Yukarıda yapılan açıklama ve sözü edilen kurallarla birlikte somut olay değerlendirildiğinde; Mahkememizce ticari defterlerini sunmaları için taraflara süre verilmiş olup davacı defterleri üzerinde yapılan inceleme sonucu alınan bilirkişi raporu ile talep edilen alacağın varlığı kanıtlanmıştır. Davalı defterlerini sunmayarak davacının ticari defter kayıtlarının HMK’nın 222. maddeye göre lehine delil oluşturup oluşturmadığının tam olarak incelenebilmesine engel olduğundan sunulmayan ticari defterlerinde de davacının alacaklı olduğuna dair kayıtların mevcut olduğu halde sunulmadığının ve bunun sonucunda da davacı incelenen defter kayıtlarının davacı lehine delil oluşturduğunun kabulü gerekir. Ayrıca her ne kadar davalı taraf ayıplı ifa iddiasında bulunmuş ise de bu iddiasına ilişkin delil sunmamış ve faturalara itiraz etmemiştir, dolayısıyla iddiasını kanıtlayamamıştır. Açıklanan nedenlerle davacının davasının kabulüne karar verilmiş ve alacak likit olduğundan davalı aleyhine icra inkar tazminatına hükmedilmiş ve aşağıdaki şekilde hüküm tesis edilmiştir.

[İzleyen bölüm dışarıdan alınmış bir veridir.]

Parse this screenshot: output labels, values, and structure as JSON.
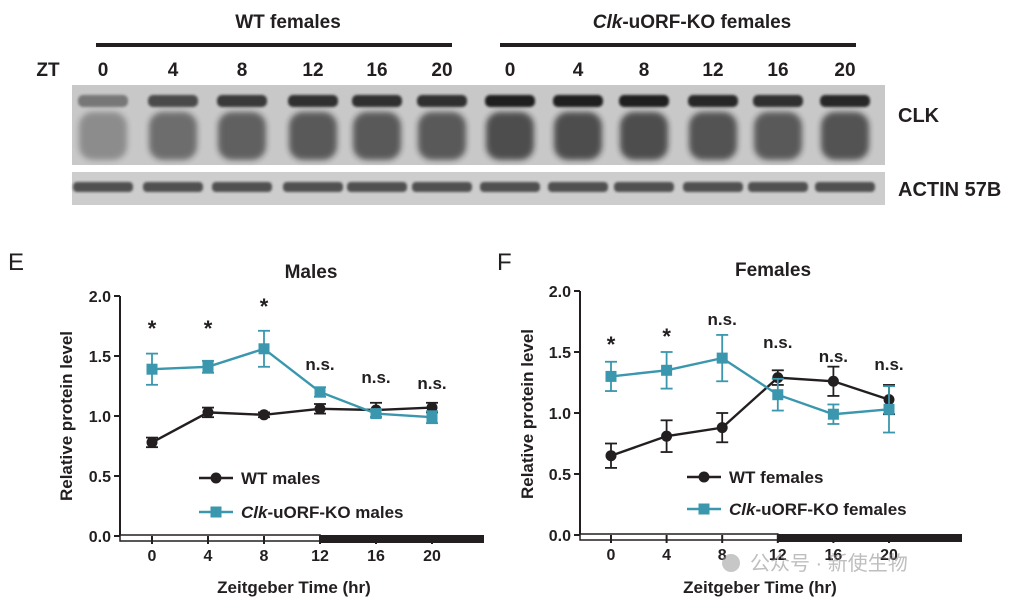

HÜKÜM: Gerekçesi Yukarıda Açıklandığı Üzere;
1-Davanın kabulü ile İstanbul …İcra Müdürlüğünün … sayılı takip dosyasına, davalının itirazının iptali ile takibin takip talebindeki diğer koşullar ile devamına,
2-Asıl alacak likit ve hesaplanabilir olduğundan asıl alacağın %20’si oranında 2.530,18-TL icra inkar tazminatının davalıdan alınıp davacıya verilmesine,
3-Karar tarihinde yürürlükte bulunan harçlar tarifesi gereğince hesaplanan 864,19-TL nispi karar harcından peşin alınan 216,05-TL harcın mahsubu ile bakiye 648,14-TL harcın davalıdan tahsili ile hazineye gelir kaydına,
4-Karar tarihinde yürürlükte bulunan AAÜT gereğince hesap olunan 2.180,00-TL vekalet ücretinin davalıdan alınarak davacıya verilmesine,
5-Davacı tarafından yapılan toplam 1.032,05-TL (31,40-TL BH, 4,60-TL VH, 216,05-TL PH, 600,00-TL Bilirkişi Ücreti, 180,00-TL Tebliğ Gideri) yargılama giderinin davalıdan alınarak davacıya verilmesine,
6-Taraflarca yatırılan ve artan gider/delil avansının karar kesinleştiğinde ilgilisine iadesine,
Dair, davacı vekilinin yüzüne karşı davalının yokluğunda gerekçeli kararın taraflara tebliğinden itibaren 2 hafta içinde İstinaf kanun yolu açık olmak üzere verilen karar açıkça okunup usulen anlatıldı.
Katip …
e-imzalıdır
Hakim …
e-imzalıdır
Bu Belge, 5070 Sayılı Elektronik İmza Kanununa Göre Güvenli Elektronik İmza İle İmzalanmıştır.